Maya - Animating a Complex Action
ACE – Technical Workshop Descriptor
Technical Instruction Area:
5Academic Programme/Level/Workshop code:
Maximum Numbers Possible:
Pre-requisites/Skill Levels/Workshop Preparation:
It's a good idea to have a play on Maya and watch any training videos if possible before attending the workshop.
Students must bring:
A portable hard drive or large capacity pen drive to save files
New Language and Vocational Terms Introduced:
Key-framing, blocking animation, trajectories, animation controllers, Graph Editor, Motion Trails, action analysis.
Key Processes/Technologies Covered:
Exploring the Maya animation interface, action analysis and references, blocking out animation and refining animation.
Duration of Workshop: 1 Day
1. Using video reference
It's good practice to use video reference when animating action or acting sequences. You can create your own video or download from the internet. It's also a great help to act out your scene - this gives you a good understanding of where the weight is on your character, and how you would naturally move.
Tip: If a shot isn't working try acting out exactly what you've animated and instantly you should be able to 'feel' where you are going wrong.
You can either set-up a video reference to play within Maya, which means it'll play along with your timeline - you'll need to create an image sequence for this. (see video below)
Alternatively you can just play your video in Quicktime with frames turned on so you can see on what frame the poses are on.
2. Blocking animation
The best workflow for animation is to first 'block out' your scene. This means setting all the key poses and positions first. You can do this using stepped keys or bracket your keys. Bracketed keys allow you to control the number of frames between each key pose.

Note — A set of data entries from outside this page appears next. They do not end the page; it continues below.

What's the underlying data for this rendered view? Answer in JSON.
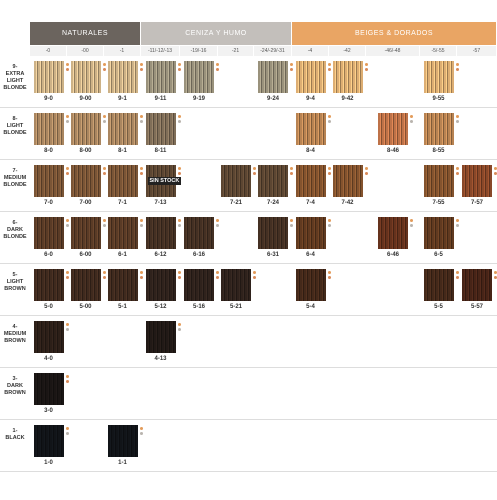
{
  "header": {
    "groups": [
      "NATURALES",
      "CENIZA Y HUMO",
      "BEIGES & DORADOS"
    ],
    "columns": [
      "-0",
      "-00",
      "-1",
      "-11/-12/-13",
      "-19/-16",
      "-21",
      "-24/-29/-31",
      "-4",
      "-42",
      "-46/-48",
      "-5/-55",
      "-57"
    ]
  },
  "rows": [
    {
      "label": [
        "9-",
        "EXTRA",
        "LIGHT",
        "BLONDE"
      ],
      "cells": [
        "9-0",
        "9-00",
        "9-1",
        "9-11",
        "9-19",
        null,
        "9-24",
        "9-4",
        "9-42",
        null,
        "9-55",
        null
      ]
    },
    {
      "label": [
        "8-",
        "LIGHT",
        "BLONDE"
      ],
      "cells": [
        "8-0",
        "8-00",
        "8-1",
        "8-11",
        null,
        null,
        null,
        "8-4",
        null,
        "8-46",
        "8-55",
        null
      ]
    },
    {
      "label": [
        "7-",
        "MEDIUM",
        "BLONDE"
      ],
      "cells": [
        "7-0",
        "7-00",
        "7-1",
        "7-13",
        null,
        "7-21",
        "7-24",
        "7-4",
        "7-42",
        null,
        "7-55",
        "7-57"
      ]
    },
    {
      "label": [
        "6-",
        "DARK",
        "BLONDE"
      ],
      "cells": [
        "6-0",
        "6-00",
        "6-1",
        "6-12",
        "6-16",
        null,
        "6-31",
        "6-4",
        null,
        "6-46",
        "6-5",
        null
      ]
    },
    {
      "label": [
        "5-",
        "LIGHT",
        "BROWN"
      ],
      "cells": [
        "5-0",
        "5-00",
        "5-1",
        "5-12",
        "5-16",
        "5-21",
        null,
        "5-4",
        null,
        null,
        "5-5",
        "5-57"
      ]
    },
    {
      "label": [
        "4-",
        "MEDIUM",
        "BROWN"
      ],
      "cells": [
        "4-0",
        null,
        null,
        "4-13",
        null,
        null,
        null,
        null,
        null,
        null,
        null,
        null
      ]
    },
    {
      "label": [
        "3-",
        "DARK",
        "BROWN"
      ],
      "cells": [
        "3-0",
        null,
        null,
        null,
        null,
        null,
        null,
        null,
        null,
        null,
        null,
        null
      ]
    },
    {
      "label": [
        "1-",
        "BLACK"
      ],
      "cells": [
        "1-0",
        null,
        "1-1",
        null,
        null,
        null,
        null,
        null,
        null,
        null,
        null,
        null
      ]
    }
  ],
  "overlay": {
    "row": 2,
    "column": 3,
    "text": "SIN STOCK"
  }
}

Once yo have blocked out your scene it's then easier to make adjustment to the timing of these keyframes and to perfect the poses.
This will be pose to pose animation and will look very robotic. Any over lapping, follow through and facial animation can be left until you refine your animation.
Tip: The fewer keyframes on the timeline the better at this stage, and add keyframes to all controllers (you are likely to need to animate) on the same frames on timeline - creating 'key poses'.
About Autodesk Maya
Autodesk Maya is industry standard software for CG modeling, animation and VFX. It's used locally and internationally for film, TV and games by companies such as Aardman Animaiton, Framestore, Blue Sky Studios, Industrial Light and Magic, to name but a few!
Maya is equipped with a cross-platform scripting language, called Maya Embedded Language or MEL. It is provided for scripting and a means to customize the core functionality of the software.
Technical Learning Objectives:
This workshop will Introduce students to the Maya interface, concentrating on the animation tools. Students will learn key-frame animation starting with Block-out passes, and moving onto Refine passes. The focus will be on weight, squash and stretch and personality. Students will be asked to create a 6 second animated sequence utilising these 3 animation principles.
Techniques and tools within Maya such as the Graph Editor and Motion Trails will be introduced. The students are encouraged to use action analysis to assist their learning.
A simple Maya character will be provided.
At the end of the workshop students should have a basic understanding of the animation workflow and techniques within Maya.
The workshops Aims Are :
To introduce the students to the animation techniques and workflow within Maya. To demonstrate the capabilities of Maya and to point students in the right direction to online tutorials and resources.
Links to Relevant Websites
3. Refining/Polishing animation
Once you've blocked out your animation and you're happy with the timing and poses (this is also a good time to get any feedback from team members/directors/UWE staff) it's now time to start refining your animation.
If you've used stepped keys you'll need to change your keys to Auto. You will see that now your animation will look floaty and you'll need to add extra keys to 'hold' certain poses.
If you used bracketed keys you'll need to start spacing out your keyframes so that the animation isn't as robotic and that not all parts of the character land on a key at the same time - offset your animation to create overlapping action.
Now is a good time to add any, overlapping, follow through and facial animation.
You can use the Graph Editor to set slow ins and out and refine the tangents between your keyframes.
Tip: When you have done your first refine pass start to 'tidy up' your curves in the graph editor. Removing any surplus keyframes - esp ones that aren't needed - use the tangent handles to create trajectories instead of keyframes. Smooth out any kinks in the curves.
Using the Grease Pen
The grease pen can be a useful tool for marking out poses or to mark out foot positions for example.